All afternoon the road was empty and the surrounding pastures silent and still. Smoke drifted over from some distant neighbor's chimney, but then the wind receded and the snow fell down like a blanket, until even the smoke was snuffed out. When Norma stepped off the ladder, she wore a collar of fresh snowfall.

That night Fleurette lit the water heater and boiled some extra water on the stove so we could both have baths, but Norma didn't want to bother with it and I wanted supper first. We sat silently in the kitchen and ate corned beef and potatoes along with the last of the morning's rolls. I never did get warm enough to do without my coat, so I sat under a mountain of wool and let the snow drip onto the floor below my chair. Norma's fingers were red and chapped from working on the roof. Fleurette offered to rub some cold cream into them, but she refused, wanting only to take tea and a bed warmer upstairs and go right to sleep. I took an extra kettle of hot water to the bathroom and left Fleurette to do the washing up.

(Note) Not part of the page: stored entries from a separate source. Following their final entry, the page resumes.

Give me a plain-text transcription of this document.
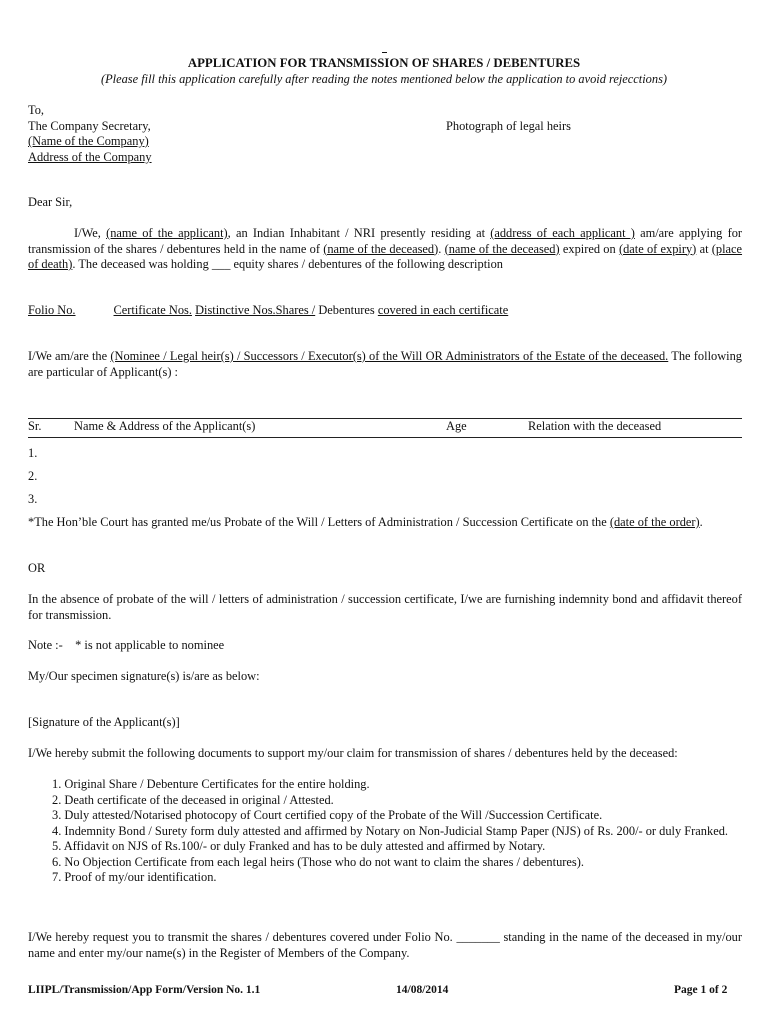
APPLICATION FOR TRANSMISSION OF SHARES / DEBENTURES
(Please fill this application carefully after reading the notes mentioned below the application to avoid rejecctions)
To,
The Company Secretary,
(Name of the Company)
Address of the Company
Photograph of legal heirs
Dear Sir,
I/We, (name of the applicant), an Indian Inhabitant / NRI presently residing at (address of each applicant ) am/are applying for transmission of the shares / debentures held in the name of (name of the deceased). (name of the deceased) expired on (date of expiry) at (place of death). The deceased was holding ___ equity shares / debentures of the following description
Folio No.	Certificate Nos. Distinctive Nos.Shares / Debentures covered in each certificate
I/We am/are the (Nominee / Legal heir(s) / Successors / Executor(s) of the Will OR Administrators of the Estate of the deceased. The following are particular of Applicant(s) :
Sr.	Name & Address of the Applicant(s)	Age	Relation with the deceased
1.
2.
3.
*The Hon’ble Court has granted me/us Probate of the Will / Letters of Administration / Succession Certificate on the (date of the order).
OR
In the absence of probate of the will / letters of administration / succession certificate, I/we are furnishing indemnity bond and affidavit thereof for transmission.
Note :-    * is not applicable to nominee
My/Our specimen signature(s) is/are as below:
[Signature of the Applicant(s)]
I/We hereby submit the following documents to support my/our claim for transmission of shares / debentures held by the deceased:
1. Original Share / Debenture Certificates for the entire holding.
2. Death certificate of the deceased in original / Attested.
3. Duly attested/Notarised photocopy of Court certified copy of the Probate of the Will /Succession Certificate.
4. Indemnity Bond / Surety form duly attested and affirmed by Notary on Non-Judicial Stamp Paper (NJS) of Rs. 200/- or duly Franked.
5. Affidavit on NJS of Rs.100/- or duly Franked and has to be duly attested and affirmed by Notary.
6. No Objection Certificate from each legal heirs (Those who do not want to claim the shares / debentures).
7. Proof of my/our identification.
I/We hereby request you to transmit the shares / debentures covered under Folio No. _______ standing in the name of the deceased in my/our name and enter my/our name(s) in the Register of Members of the Company.
LIIPL/Transmission/App Form/Version No. 1.1	14/08/2014	Page 1 of 2
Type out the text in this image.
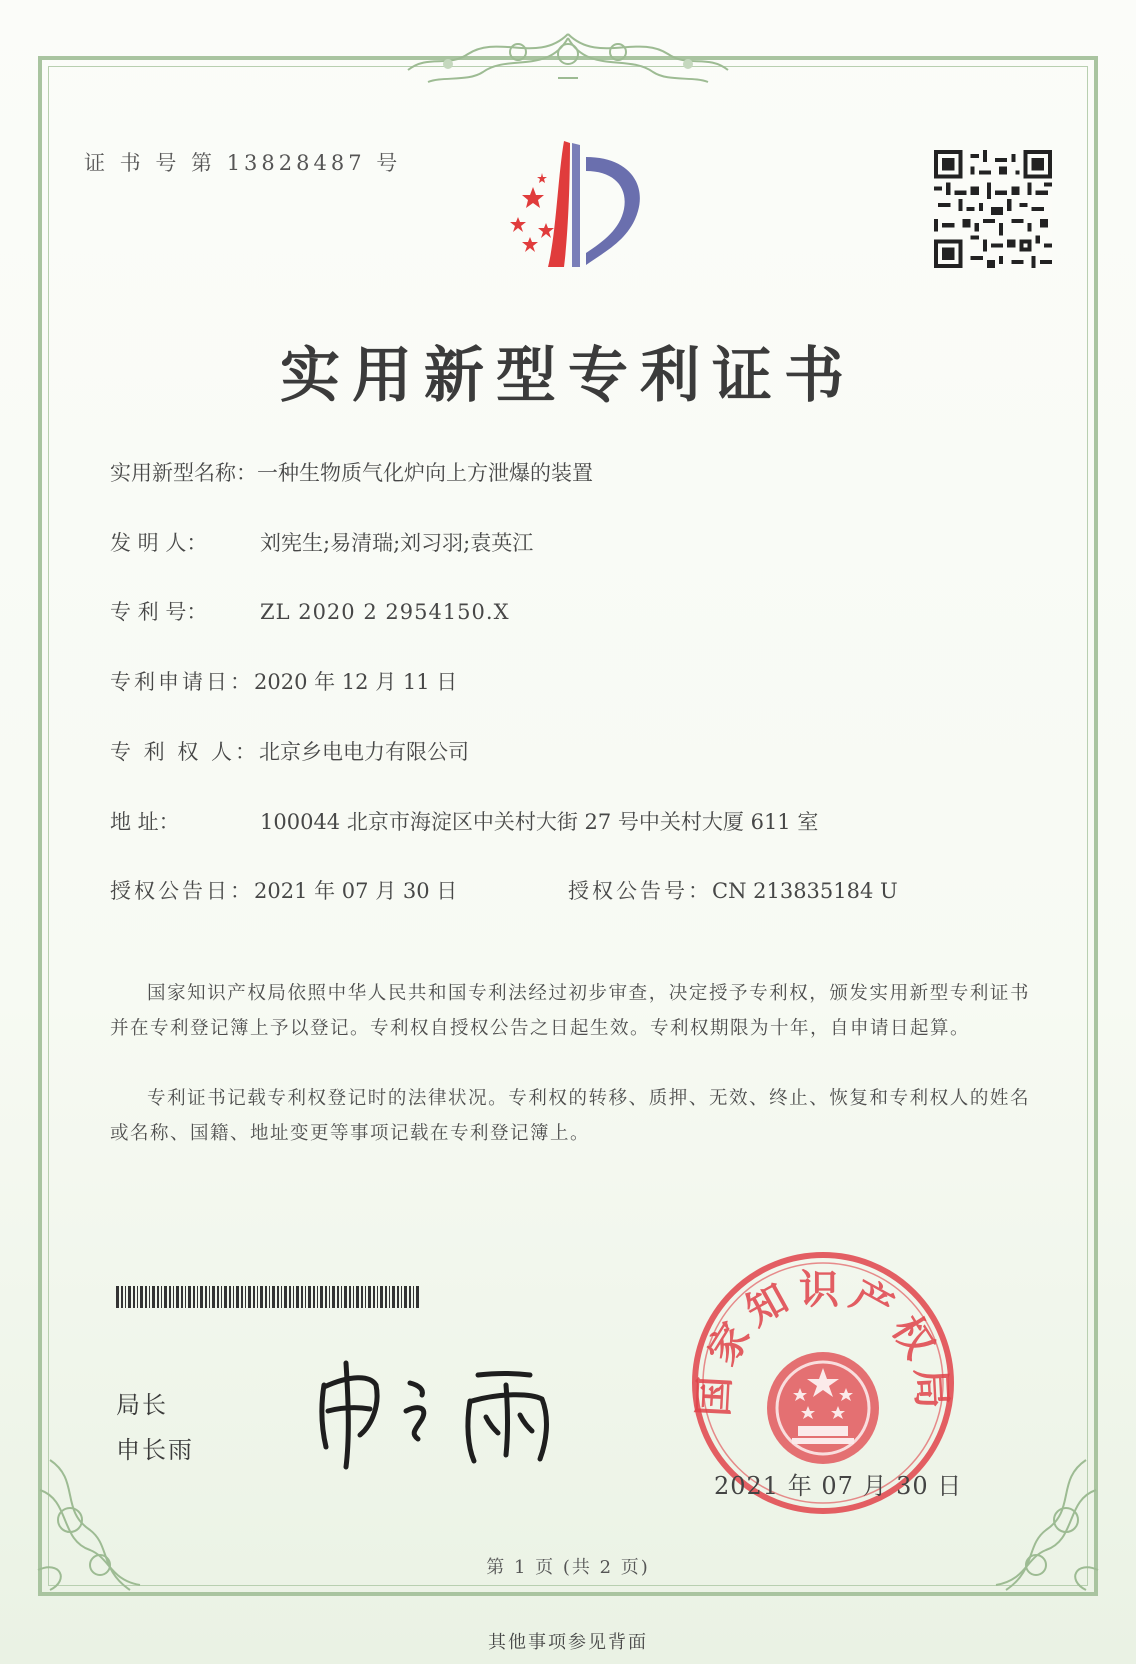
证 书 号 第 13828487 号
实用新型专利证书
实用新型名称：一种生物质气化炉向上方泄爆的装置
发 明 人：	刘宪生;易清瑞;刘习羽;袁英江
专 利 号：	ZL 2020 2 2954150.X
专利申请日：2020 年 12 月 11 日
专 利 权 人：北京乡电电力有限公司
地 址：	100044 北京市海淀区中关村大街 27 号中关村大厦 611 室
授权公告日：2021 年 07 月 30 日	授权公告号：CN 213835184 U
国家知识产权局依照中华人民共和国专利法经过初步审查，决定授予专利权，颁发实用新型专利证书并在专利登记簿上予以登记。专利权自授权公告之日起生效。专利权期限为十年，自申请日起算。
专利证书记载专利权登记时的法律状况。专利权的转移、质押、无效、终止、恢复和专利权人的姓名或名称、国籍、地址变更等事项记载在专利登记簿上。
局长
申长雨
国家知识产权局
2021 年 07 月 30 日
第 1 页 (共 2 页)
其他事项参见背面
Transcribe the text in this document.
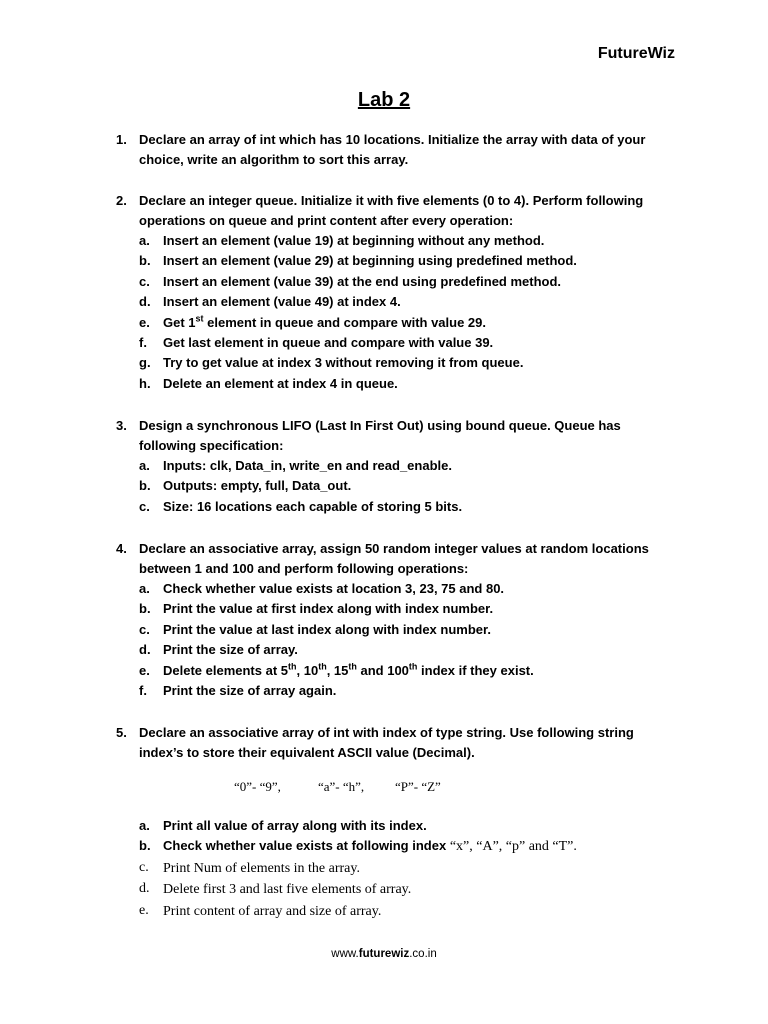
FutureWiz
Lab 2
1. Declare an array of int which has 10 locations. Initialize the array with data of your choice, write an algorithm to sort this array.
2. Declare an integer queue. Initialize it with five elements (0 to 4). Perform following operations on queue and print content after every operation:
a. Insert an element (value 19) at beginning without any method.
b. Insert an element (value 29) at beginning using predefined method.
c. Insert an element (value 39) at the end using predefined method.
d. Insert an element (value 49) at index 4.
e. Get 1st element in queue and compare with value 29.
f. Get last element in queue and compare with value 39.
g. Try to get value at index 3 without removing it from queue.
h. Delete an element at index 4 in queue.
3. Design a synchronous LIFO (Last In First Out) using bound queue. Queue has following specification:
a. Inputs: clk, Data_in, write_en and read_enable.
b. Outputs: empty, full, Data_out.
c. Size: 16 locations each capable of storing 5 bits.
4. Declare an associative array, assign 50 random integer values at random locations between 1 and 100 and perform following operations:
a. Check whether value exists at location 3, 23, 75 and 80.
b. Print the value at first index along with index number.
c. Print the value at last index along with index number.
d. Print the size of array.
e. Delete elements at 5th, 10th, 15th and 100th index if they exist.
f. Print the size of array again.
5. Declare an associative array of int with index of type string. Use following string index’s to store their equivalent ASCII value (Decimal).
“0”- “9”,	“a”- “h”, “P”- “Z”
a. Print all value of array along with its index.
b. Check whether value exists at following index “x”, “A”, “p” and “T”.
c. Print Num of elements in the array.
d. Delete first 3 and last five elements of array.
e. Print content of array and size of array.
www.futurewiz.co.in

The bath was steaming when I sank into it, drawing the blood back to my numb feet. I wiggled my toes until pinpricks of pain ran through them and the sensation returned. The tub was too small for me and I couldn't submerge myself all at once. The only way to get my knees in was to curl in a ball and turn on my side. I awoke just as the water started to cool and put myself to bed.

53

BY MIDNIGHT I WAS SITTING UP IN THE DARK
, listening to a screech owl call to its mate, and thinking quite suddenly of Lucy. I wasn't ready to give up on the idea that the child made it back to Paterson. I saw no other way to go about it than to look into every orphan on the list, and then go to the orphanage in the next county, and the one after that. But I wasn't sure I'd ever get anywhere at that rate.

When the clock downstairs struck one, I still hadn't settled on a course of action. I might have dropped off to sleep, but when the clock chimed three I awoke again, thinking about what Sheriff Heath had said. Henry Kaufman did not seem like the kind of person who would know what to do with a baby, even for an hour, even long enough to grab him and then turn him loose again.

But Marion Garfinkel was that kind of person. She'd know what to do. She'd place him anonymously, claiming that the child was her own. If she needed to, she'd offer enough money to make sure that no one asked any questions.